Each simulation layer involves applying changes to the circumstances of the agents in the model. These take the form of increments that are applied to exogenous variables in the event year or in any year thereafter.

The increments to exogenous variables set out in a single CSV file. The name of that CSV file is the value in the data column for the simulation layer in the experiment design file. Note that only the file name is required. The folder location of the file is assumed to be the same as the folder location of the experiment design file.

The increments to exogenous variables are in the same units as the data in the model database file.

The simulation layer file

There must be exactly one CSV file for each simulation layer.

The data file is a comma-delimited CSV file. The first column contains the full variable names for the exogenous or state variables that change.

The following columns are for the changes to the variables in each year from the simulation layer’s event year through to the last projection year.

The simulation layer file has column headings in the first row:

  1. name for the full name of the variable
  2. 2025 if the event year is 2025
  3. 2026
  4. 2100 if the last projection year is 2100.

The simulation layer file can contain just the column headings, in which case, the simulation layer should not alter projections at all because it implies no changes to the circumstances of the agents in the model. More typical data files involve changes to several exogenous variables.

After the column headings row, there is one row for each variable. That row contains the shocks to that variable in each of the simulation layer’s years. The rows for the variables can be in any order.

Note that the simulation layer data file must not include changes to variables that are not exogenous variables.

Experiment design

Experiments can involve applying more than one simulation layer as an overlay to the baseline projections. Each simulation layer has its own event year, identifying when the agents in the model become aware of the shocks in that simulation layer.

The simulation layers are run in the order they are specified in the experiment design file. The first row of the design file contains the design file column headings. The simulation layer in row 2 of the design file is applied first. If there is a simulation in row 3, then it is applied next, in a cumulative fashion, as an additional set of shocks.

For this reason, simulation layers must be specified in event-year order. If simulation layer A has event year 2025, and simulation B has event year 2030, then simulation layer A must be in a row above simulation layer B in the experiment design file. In that way, the information in simulation layer A becomes available to agents in 2025 and they adapt their behaviour to that information. Then, in 2030, the agents further adapt their behaviour to the information in simulation layer B.

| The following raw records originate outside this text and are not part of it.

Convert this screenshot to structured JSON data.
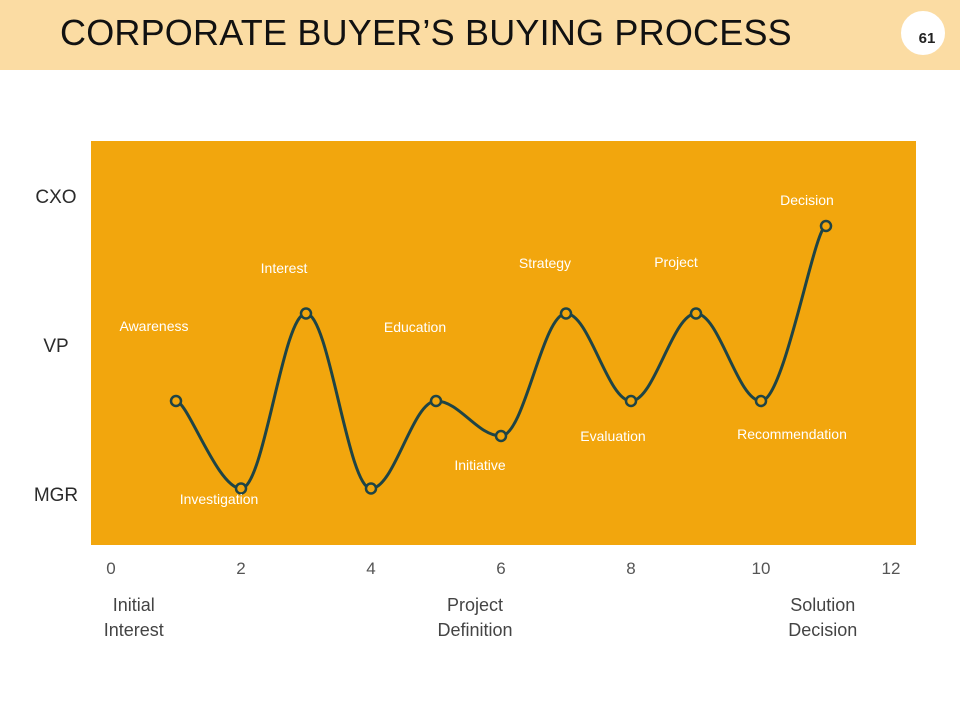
{
  "header": {
    "title": "CORPORATE BUYER’S BUYING PROCESS",
    "page_number": "61"
  },
  "colors": {
    "header_bg": "#fbdca3",
    "plot_bg": "#f2a60d",
    "line": "#1f4445",
    "point_label": "#ffffff"
  },
  "chart_data": {
    "type": "line",
    "title": "",
    "xlim": [
      0,
      12
    ],
    "x_ticks": [
      0,
      2,
      4,
      6,
      8,
      10,
      12
    ],
    "y_levels": [
      "MGR",
      "VP",
      "CXO"
    ],
    "ylim": [
      0,
      2
    ],
    "stages": [
      {
        "x": 0.35,
        "label": [
          "Initial",
          "Interest"
        ]
      },
      {
        "x": 5.6,
        "label": [
          "Project",
          "Definition"
        ]
      },
      {
        "x": 10.95,
        "label": [
          "Solution",
          "Decision"
        ]
      }
    ],
    "points": [
      {
        "x": 1,
        "y": 0.6,
        "label": "Awareness",
        "label_pos": "above-left"
      },
      {
        "x": 2,
        "y": 0.1,
        "label": "Investigation",
        "label_pos": "below"
      },
      {
        "x": 3,
        "y": 1.1,
        "label": "Interest",
        "label_pos": "above-left"
      },
      {
        "x": 4,
        "y": 0.1,
        "label": "Education",
        "label_pos": "above-right"
      },
      {
        "x": 5,
        "y": 0.6,
        "label": "Initiative",
        "label_pos": "below-right"
      },
      {
        "x": 6,
        "y": 0.4,
        "label": "Strategy",
        "label_pos": "above-right"
      },
      {
        "x": 7,
        "y": 1.1,
        "label": "Evaluation",
        "label_pos": "below-right"
      },
      {
        "x": 8,
        "y": 0.6,
        "label": "Project",
        "label_pos": "above-right"
      },
      {
        "x": 9,
        "y": 1.1,
        "label": "Recommendation",
        "label_pos": "below-right"
      },
      {
        "x": 10,
        "y": 0.6,
        "label": "Decision",
        "label_pos": "above"
      },
      {
        "x": 11,
        "y": 1.6,
        "label": "",
        "label_pos": "none"
      }
    ]
  }
}
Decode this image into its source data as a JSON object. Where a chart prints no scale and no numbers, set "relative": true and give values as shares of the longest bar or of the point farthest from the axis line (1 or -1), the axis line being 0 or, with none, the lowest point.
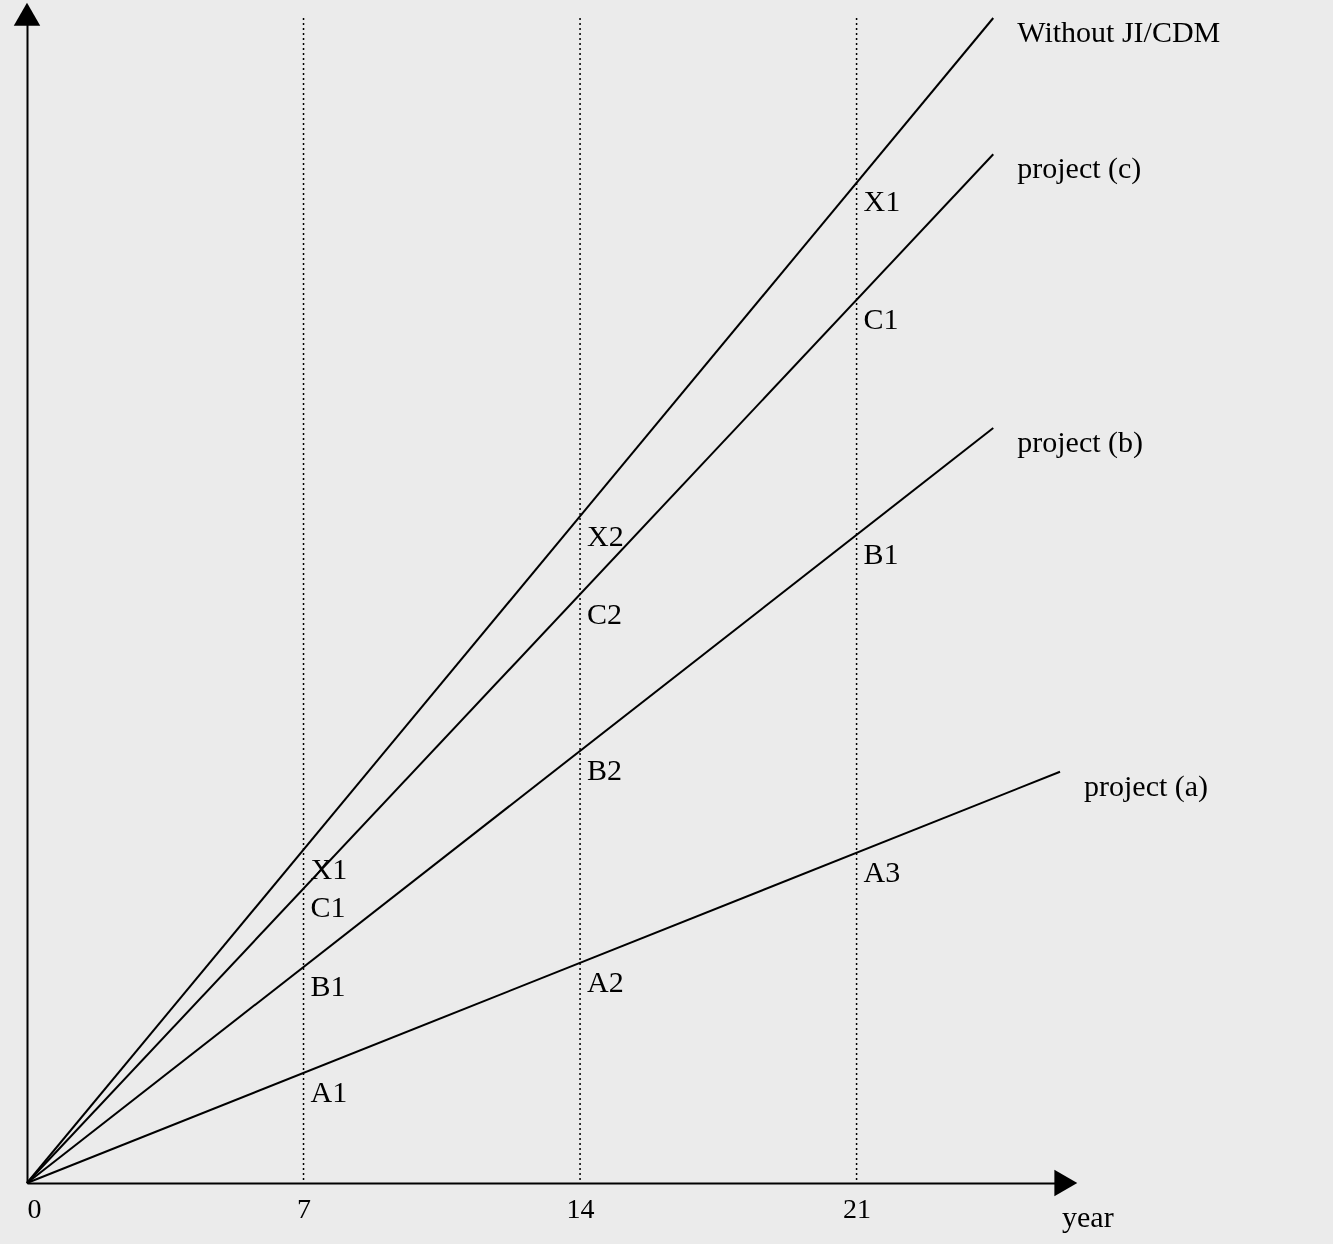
{
  "chart_data": {
    "type": "line",
    "relative": true,
    "xlabel": "year",
    "xlim": [
      0,
      26.2
    ],
    "xticks": [
      0,
      7,
      14,
      21
    ],
    "tick_labels": "x",
    "grid": false,
    "marker": "none",
    "line_style": "solid",
    "series": [
      {
        "name": "Without JI/CDM",
        "color": "#000000",
        "x": [
          0,
          24.46
        ],
        "values": [
          0,
          1
        ]
      },
      {
        "name": "project (c)",
        "color": "#000000",
        "x": [
          0,
          24.46
        ],
        "values": [
          0,
          0.883
        ]
      },
      {
        "name": "project (b)",
        "color": "#000000",
        "x": [
          0,
          24.46
        ],
        "values": [
          0,
          0.648
        ]
      },
      {
        "name": "project (a)",
        "color": "#000000",
        "x": [
          0,
          26.15
        ],
        "values": [
          0,
          0.353
        ]
      }
    ],
    "ref_lines": [
      {
        "axis": "x",
        "value": 7,
        "color": "#000000",
        "line_style": "dotted"
      },
      {
        "axis": "x",
        "value": 14,
        "color": "#000000",
        "line_style": "dotted"
      },
      {
        "axis": "x",
        "value": 21,
        "color": "#000000",
        "line_style": "dotted"
      }
    ],
    "annotations": [
      {
        "text": "X1",
        "x": 21,
        "y": 0.859
      },
      {
        "text": "X1",
        "x": 7,
        "y": 0.286
      },
      {
        "text": "X2",
        "x": 14,
        "y": 0.572
      },
      {
        "text": "C1",
        "x": 21,
        "y": 0.758
      },
      {
        "text": "C1",
        "x": 7,
        "y": 0.253
      },
      {
        "text": "C2",
        "x": 14,
        "y": 0.505
      },
      {
        "text": "B1",
        "x": 21,
        "y": 0.556
      },
      {
        "text": "B1",
        "x": 7,
        "y": 0.185
      },
      {
        "text": "B2",
        "x": 14,
        "y": 0.371
      },
      {
        "text": "A1",
        "x": 7,
        "y": 0.0945
      },
      {
        "text": "A2",
        "x": 14,
        "y": 0.189
      },
      {
        "text": "A3",
        "x": 21,
        "y": 0.2835
      }
    ]
  }
}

It is possible to include multiple simulation layers with the same event year. The application of multiple simulation layers with the same event year is done in the row order of the simulation layers in the experiment design file.

The experiment baseline

Most experiments involve applying a set of shocks to baseline projections to assess the changes that are induced by those shocks. Careful consideration should be given to the projections of the exogenous variables that underpin the baseline projections. The various ways in which those exogenous projections can be set up are documented in detail.